Les avancées dans le traitement de la dépression résistante

La dépression est un trouble extrêmement complexe qui touche des millions de personnes dans le monde. Selon certaines études, jusqu’à 30 % des cas de dépression ne répondent pas aux traitements conventionnels tels que la pharmacothérapie ou la psychothérapie. Les patients se trouvent alors piégés dans leur souffrance, sans solutions efficaces. C’est dans ce contexte que le psychiatre argentin Salvador Guinjoan dirige une nouvelle voie de traitement, qui pourrait redéfinir notre approche de cette maladie.

Une alternative prometteuse : LIFU

Guinjoan, chercheur au Laureate Institute for Brain Research en Oklahoma, développe une alternative qui utilise davantage de physique que de psychiatrie. Son approche repose sur les ultrasons focalisés de basse intensité, ou LIFU (Low-Intensity Focused Ultrasound). Contrairement aux traitements traditionnels qui impliquent souvent des interventions invasives comme la chirurgie, le LIFU agit sans ouvrir le crâne ni implanter d’électrodes.

L’objectif de cette méthode est ambitieux : modifier l’activité électrique des circuits cérébraux liés aux symptômes psychiatriques de manière non intrusive. Au cours des Journées de mises à jour en neuromodulation à Séville, Guinjoan a souligné que cette technologie permet non seulement de traiter la dépression résistante, mais aussi d’étudier les relations causales entre circuits cérébraux et symptômes cliniques. De cette façon, il devient possible d’identifier les poids des différentes circuiteries dans la maladie.

Les mécanismes d’action de LIFU

Les ultrasons focalisés de basse intensité fonctionnent en générant des ondes ultrasoniques qui pénètrent le crâne et se concentrent sur des zones très spécifiques du cerveau. Ce processus modifie les canaux ioniques mécanorécepteurs des neurones, perturbant ainsi les communications neuronales dans des régions cruciales pour les émotions, la motivation et la prise de décision.

Contrairement à d’autres méthodes d’intervention comme la stimulation cérébrale profonde (DBS), qui requièrent des impositions chirurgicales, le LIFU offre des interventions totalement réversibles et d’une précision anatomique élevée. Ce type de traitement pourrait éventuellement permettre d’observer, pour la première fois, des changements causaux entre les circuits cérébraux et les symptômes cliniques. Selon Guinjoan, si la modification d’un circuit entraîne une amélioration des symptômes, cela peut conduire à une meilleure compréhension de la cause de la dépression.
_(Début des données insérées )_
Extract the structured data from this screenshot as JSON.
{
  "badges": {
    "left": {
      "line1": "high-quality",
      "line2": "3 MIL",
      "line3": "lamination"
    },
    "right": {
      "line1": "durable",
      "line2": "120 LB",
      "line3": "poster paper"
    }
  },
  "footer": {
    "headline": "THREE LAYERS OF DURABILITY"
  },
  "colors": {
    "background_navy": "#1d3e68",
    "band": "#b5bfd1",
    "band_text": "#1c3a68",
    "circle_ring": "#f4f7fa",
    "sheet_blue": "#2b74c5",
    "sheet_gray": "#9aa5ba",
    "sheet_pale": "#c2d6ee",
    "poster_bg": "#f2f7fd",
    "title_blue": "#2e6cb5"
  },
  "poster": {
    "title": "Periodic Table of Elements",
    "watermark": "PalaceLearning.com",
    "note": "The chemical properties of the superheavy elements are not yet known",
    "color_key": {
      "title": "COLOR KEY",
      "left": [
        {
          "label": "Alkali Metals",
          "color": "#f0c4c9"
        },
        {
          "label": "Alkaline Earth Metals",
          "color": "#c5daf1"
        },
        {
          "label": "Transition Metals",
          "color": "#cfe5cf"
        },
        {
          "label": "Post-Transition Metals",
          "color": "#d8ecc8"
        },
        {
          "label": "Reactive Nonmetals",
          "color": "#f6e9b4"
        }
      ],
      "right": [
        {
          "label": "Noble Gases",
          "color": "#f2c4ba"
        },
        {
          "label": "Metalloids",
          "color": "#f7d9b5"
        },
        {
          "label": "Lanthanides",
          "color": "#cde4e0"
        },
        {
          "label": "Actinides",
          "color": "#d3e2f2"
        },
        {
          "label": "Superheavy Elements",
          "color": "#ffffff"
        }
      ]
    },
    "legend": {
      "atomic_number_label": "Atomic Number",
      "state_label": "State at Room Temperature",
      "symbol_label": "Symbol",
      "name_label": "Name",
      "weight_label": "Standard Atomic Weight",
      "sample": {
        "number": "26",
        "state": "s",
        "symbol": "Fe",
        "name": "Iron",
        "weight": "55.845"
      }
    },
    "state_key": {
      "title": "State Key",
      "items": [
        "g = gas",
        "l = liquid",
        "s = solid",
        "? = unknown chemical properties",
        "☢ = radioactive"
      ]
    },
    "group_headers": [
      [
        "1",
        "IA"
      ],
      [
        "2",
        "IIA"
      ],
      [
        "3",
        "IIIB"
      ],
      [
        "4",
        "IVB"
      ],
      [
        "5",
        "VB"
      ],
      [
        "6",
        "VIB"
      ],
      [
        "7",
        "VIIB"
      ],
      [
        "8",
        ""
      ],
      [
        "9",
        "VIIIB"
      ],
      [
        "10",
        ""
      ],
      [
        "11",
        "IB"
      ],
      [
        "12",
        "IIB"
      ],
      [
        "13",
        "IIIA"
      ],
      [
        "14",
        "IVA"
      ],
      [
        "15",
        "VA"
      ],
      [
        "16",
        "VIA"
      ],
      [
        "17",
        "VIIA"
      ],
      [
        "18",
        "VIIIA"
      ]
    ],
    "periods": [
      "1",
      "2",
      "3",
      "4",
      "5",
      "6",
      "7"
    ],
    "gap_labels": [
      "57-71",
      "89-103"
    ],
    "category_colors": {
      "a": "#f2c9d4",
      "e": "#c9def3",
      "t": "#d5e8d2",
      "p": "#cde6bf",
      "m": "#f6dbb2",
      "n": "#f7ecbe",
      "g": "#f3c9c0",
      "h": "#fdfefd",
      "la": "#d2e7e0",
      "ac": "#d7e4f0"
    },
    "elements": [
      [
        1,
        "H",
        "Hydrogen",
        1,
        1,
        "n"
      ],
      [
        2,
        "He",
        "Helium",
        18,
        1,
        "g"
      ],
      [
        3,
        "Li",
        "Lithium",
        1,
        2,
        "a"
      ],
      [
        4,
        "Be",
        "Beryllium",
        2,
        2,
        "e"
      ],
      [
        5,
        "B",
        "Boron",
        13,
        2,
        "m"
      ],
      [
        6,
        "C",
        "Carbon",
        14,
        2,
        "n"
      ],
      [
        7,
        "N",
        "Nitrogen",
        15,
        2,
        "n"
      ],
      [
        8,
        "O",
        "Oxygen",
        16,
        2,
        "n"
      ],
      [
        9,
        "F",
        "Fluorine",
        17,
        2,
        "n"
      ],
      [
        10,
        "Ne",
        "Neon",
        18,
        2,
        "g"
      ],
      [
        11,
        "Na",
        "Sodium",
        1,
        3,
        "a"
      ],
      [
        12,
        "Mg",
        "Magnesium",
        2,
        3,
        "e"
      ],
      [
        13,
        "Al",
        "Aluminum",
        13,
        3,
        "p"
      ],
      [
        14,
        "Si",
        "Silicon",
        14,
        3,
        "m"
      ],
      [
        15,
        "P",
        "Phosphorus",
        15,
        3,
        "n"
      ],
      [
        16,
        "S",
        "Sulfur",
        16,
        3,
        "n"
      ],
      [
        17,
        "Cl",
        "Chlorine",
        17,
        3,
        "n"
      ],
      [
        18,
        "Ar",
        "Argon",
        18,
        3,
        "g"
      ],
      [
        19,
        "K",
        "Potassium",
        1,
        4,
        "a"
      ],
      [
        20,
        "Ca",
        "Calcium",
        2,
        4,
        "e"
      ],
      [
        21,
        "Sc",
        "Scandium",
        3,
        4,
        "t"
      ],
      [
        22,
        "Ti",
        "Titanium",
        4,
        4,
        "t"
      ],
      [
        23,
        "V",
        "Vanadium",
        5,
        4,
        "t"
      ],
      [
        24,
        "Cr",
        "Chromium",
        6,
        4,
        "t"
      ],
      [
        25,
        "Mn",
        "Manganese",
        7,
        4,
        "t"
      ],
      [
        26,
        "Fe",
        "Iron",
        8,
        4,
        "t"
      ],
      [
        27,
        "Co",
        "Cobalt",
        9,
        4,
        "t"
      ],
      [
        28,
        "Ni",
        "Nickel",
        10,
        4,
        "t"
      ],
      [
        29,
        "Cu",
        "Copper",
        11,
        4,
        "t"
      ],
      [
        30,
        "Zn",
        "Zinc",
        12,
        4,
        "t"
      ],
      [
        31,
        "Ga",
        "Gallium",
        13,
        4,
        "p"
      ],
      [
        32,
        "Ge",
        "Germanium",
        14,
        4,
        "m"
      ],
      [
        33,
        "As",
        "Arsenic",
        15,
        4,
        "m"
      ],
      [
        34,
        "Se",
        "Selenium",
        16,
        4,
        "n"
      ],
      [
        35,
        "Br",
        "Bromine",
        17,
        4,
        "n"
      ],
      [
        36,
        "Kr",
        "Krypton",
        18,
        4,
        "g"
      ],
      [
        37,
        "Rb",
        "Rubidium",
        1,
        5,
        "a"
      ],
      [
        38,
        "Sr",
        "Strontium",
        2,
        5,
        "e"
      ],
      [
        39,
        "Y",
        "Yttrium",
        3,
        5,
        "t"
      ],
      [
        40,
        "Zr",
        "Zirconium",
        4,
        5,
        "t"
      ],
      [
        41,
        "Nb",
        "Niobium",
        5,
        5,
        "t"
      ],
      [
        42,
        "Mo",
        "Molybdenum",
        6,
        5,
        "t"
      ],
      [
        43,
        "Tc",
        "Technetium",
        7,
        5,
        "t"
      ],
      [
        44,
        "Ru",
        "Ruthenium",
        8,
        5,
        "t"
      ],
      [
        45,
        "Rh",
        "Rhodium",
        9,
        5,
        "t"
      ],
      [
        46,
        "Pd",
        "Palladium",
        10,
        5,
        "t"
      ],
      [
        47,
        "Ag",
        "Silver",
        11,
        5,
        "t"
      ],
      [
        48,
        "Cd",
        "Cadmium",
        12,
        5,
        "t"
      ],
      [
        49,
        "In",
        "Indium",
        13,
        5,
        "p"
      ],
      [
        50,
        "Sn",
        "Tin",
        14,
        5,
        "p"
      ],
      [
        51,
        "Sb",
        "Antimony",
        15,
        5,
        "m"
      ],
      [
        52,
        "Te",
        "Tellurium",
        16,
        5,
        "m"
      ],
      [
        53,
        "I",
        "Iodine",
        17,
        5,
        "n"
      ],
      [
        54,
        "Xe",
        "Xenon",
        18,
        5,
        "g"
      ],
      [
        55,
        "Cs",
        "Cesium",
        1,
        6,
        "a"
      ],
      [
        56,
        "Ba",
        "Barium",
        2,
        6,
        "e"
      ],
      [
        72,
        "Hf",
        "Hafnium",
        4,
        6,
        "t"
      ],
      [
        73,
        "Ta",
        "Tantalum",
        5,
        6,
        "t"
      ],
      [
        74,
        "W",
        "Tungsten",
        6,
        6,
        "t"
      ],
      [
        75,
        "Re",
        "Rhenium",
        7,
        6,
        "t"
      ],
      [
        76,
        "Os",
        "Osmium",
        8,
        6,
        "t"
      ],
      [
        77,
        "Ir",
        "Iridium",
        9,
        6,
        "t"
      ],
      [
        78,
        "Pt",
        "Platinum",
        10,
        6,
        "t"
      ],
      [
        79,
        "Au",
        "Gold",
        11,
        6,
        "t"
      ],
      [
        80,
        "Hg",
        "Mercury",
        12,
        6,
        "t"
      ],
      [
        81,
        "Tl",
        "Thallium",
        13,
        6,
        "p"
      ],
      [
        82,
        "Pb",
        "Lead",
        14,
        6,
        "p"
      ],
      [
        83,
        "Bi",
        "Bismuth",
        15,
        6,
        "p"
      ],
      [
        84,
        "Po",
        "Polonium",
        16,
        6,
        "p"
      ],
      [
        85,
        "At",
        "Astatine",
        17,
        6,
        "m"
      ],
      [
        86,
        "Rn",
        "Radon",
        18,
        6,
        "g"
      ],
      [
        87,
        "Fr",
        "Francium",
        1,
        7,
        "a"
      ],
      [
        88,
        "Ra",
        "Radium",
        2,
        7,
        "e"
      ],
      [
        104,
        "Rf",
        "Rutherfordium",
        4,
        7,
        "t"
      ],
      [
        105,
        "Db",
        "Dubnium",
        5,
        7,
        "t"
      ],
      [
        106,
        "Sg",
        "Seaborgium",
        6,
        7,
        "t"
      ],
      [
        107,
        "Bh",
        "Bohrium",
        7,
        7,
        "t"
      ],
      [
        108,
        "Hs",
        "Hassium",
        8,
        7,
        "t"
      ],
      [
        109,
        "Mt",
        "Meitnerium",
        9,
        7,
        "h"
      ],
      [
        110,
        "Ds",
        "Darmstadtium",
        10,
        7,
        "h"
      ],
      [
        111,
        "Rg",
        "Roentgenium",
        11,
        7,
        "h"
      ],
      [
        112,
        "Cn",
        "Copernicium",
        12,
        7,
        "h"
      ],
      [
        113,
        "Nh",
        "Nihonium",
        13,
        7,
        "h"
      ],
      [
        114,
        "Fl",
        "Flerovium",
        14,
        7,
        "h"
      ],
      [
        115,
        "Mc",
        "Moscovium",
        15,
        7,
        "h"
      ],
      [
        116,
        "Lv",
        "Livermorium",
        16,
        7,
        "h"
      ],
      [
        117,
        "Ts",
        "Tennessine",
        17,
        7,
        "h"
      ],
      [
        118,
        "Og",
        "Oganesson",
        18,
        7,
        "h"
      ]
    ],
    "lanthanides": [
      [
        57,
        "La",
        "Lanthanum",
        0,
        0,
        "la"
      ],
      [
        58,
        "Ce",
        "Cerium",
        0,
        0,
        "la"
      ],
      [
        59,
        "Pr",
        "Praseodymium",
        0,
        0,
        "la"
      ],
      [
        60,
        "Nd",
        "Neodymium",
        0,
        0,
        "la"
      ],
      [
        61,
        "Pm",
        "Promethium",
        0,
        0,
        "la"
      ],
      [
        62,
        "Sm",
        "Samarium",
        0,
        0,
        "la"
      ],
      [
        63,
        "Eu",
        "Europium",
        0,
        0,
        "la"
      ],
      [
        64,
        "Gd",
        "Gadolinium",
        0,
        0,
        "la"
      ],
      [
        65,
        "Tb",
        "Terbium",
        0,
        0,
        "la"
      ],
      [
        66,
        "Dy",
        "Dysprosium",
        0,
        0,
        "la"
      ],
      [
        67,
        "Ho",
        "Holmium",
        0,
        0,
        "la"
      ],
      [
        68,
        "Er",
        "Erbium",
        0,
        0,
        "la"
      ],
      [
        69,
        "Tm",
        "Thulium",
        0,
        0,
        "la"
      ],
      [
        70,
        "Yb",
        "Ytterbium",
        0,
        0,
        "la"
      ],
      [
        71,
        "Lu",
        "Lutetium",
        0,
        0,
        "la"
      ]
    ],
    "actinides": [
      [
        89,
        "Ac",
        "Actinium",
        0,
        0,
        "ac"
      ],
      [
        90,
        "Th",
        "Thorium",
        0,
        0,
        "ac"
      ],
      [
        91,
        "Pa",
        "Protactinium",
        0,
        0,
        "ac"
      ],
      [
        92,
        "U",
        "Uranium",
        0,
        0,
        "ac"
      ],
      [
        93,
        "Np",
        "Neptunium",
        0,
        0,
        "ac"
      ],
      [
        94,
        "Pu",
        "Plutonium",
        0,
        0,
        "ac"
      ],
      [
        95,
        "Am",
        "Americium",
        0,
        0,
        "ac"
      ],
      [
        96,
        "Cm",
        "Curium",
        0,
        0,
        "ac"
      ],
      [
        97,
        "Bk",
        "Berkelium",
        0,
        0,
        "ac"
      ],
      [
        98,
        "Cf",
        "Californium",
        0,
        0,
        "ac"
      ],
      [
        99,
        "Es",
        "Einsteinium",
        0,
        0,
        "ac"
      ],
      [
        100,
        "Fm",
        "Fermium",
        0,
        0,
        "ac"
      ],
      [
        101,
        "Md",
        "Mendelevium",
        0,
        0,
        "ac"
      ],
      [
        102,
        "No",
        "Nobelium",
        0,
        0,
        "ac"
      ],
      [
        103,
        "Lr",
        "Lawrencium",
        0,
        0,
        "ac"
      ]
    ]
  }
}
Les résultats prometteurs des essais

Les recherches antérieures, notamment celles menées au Massachusetts General Hospital et publiées dans Nature Neuroscience, atteste que le LIFU a la capacité d’influencer des zones profondes comme l’amygdale ou le thalamus sans causer de dommages tissulaires visibles. Toutefois, le défi demeure de transférer cette précision au domaine psychiatrique.

Guinjoan et son équipe se concentrent principalement sur deux marqueurs clés de la dépression résistante : l’anhédonie (incapacité à éprouver du plaisir) et la persistance de pensées négatives. Ces deux phénomènes semblent liés à des circuits entre le cortex préfrontal et les ganglions basaux. En modulant ces circuits avec des ultrasons, Guinjoan envisage d’atténuer ces symptômes sans recourir à des interventions chirurgicales lourdes, potentiellement limitant l’usage de médicaments à l’avenir.

Des implications éthiques à considérer

L’innovation de Guinjoan soulève des questions éthiques importantes. La capacité de reprogrammer le cerveau sans intervention invasive fait appel à des réflexions qui vont au-delà du simple traitement médical. La nécessité de réglementer l’utilisation non thérapeutique de ces nouvelles technologies devient cruciale. Comme le souligne le neuroscientifique Rafael Yuste, il est vital de tracer une ligne entre le traitement de maladies et l’amélioration des performances cognitives, ce qui devient de plus en plus flou.

À l’opposé d’autres méthodes de neuromodulation accessibles à domicile, telles que les dispositifs de stimulation électrique transcrânienne (tDCS), le LIFU nécessite des équipements de navigation neuronale de haute précision et un environnement clinique spécialisé. Guinjoan n’anticipe pas une utilisation domestique, mais imagine un futur où chaque patient pourrait recevoir un traitement personnalisé de neuromodulation, adapté à son profil neuronal.

L’avenir du traitement de la dépression

Si les essais en cours confirment l’efficacité du LIFU, cette technique pourrait devenir une partie intégrante des traitements pour la dépression résistante, l’anxiété, et même la schizophrénie dans la prochaine décennie. Cela représenterait un bond en avant pour la psychiatrie, radicalement modifiant notre approche des maladies mentales. Le LIFU pourrait constituer un tournant dans les stratégies thérapeutiques que nous connaissons aujourd’hui.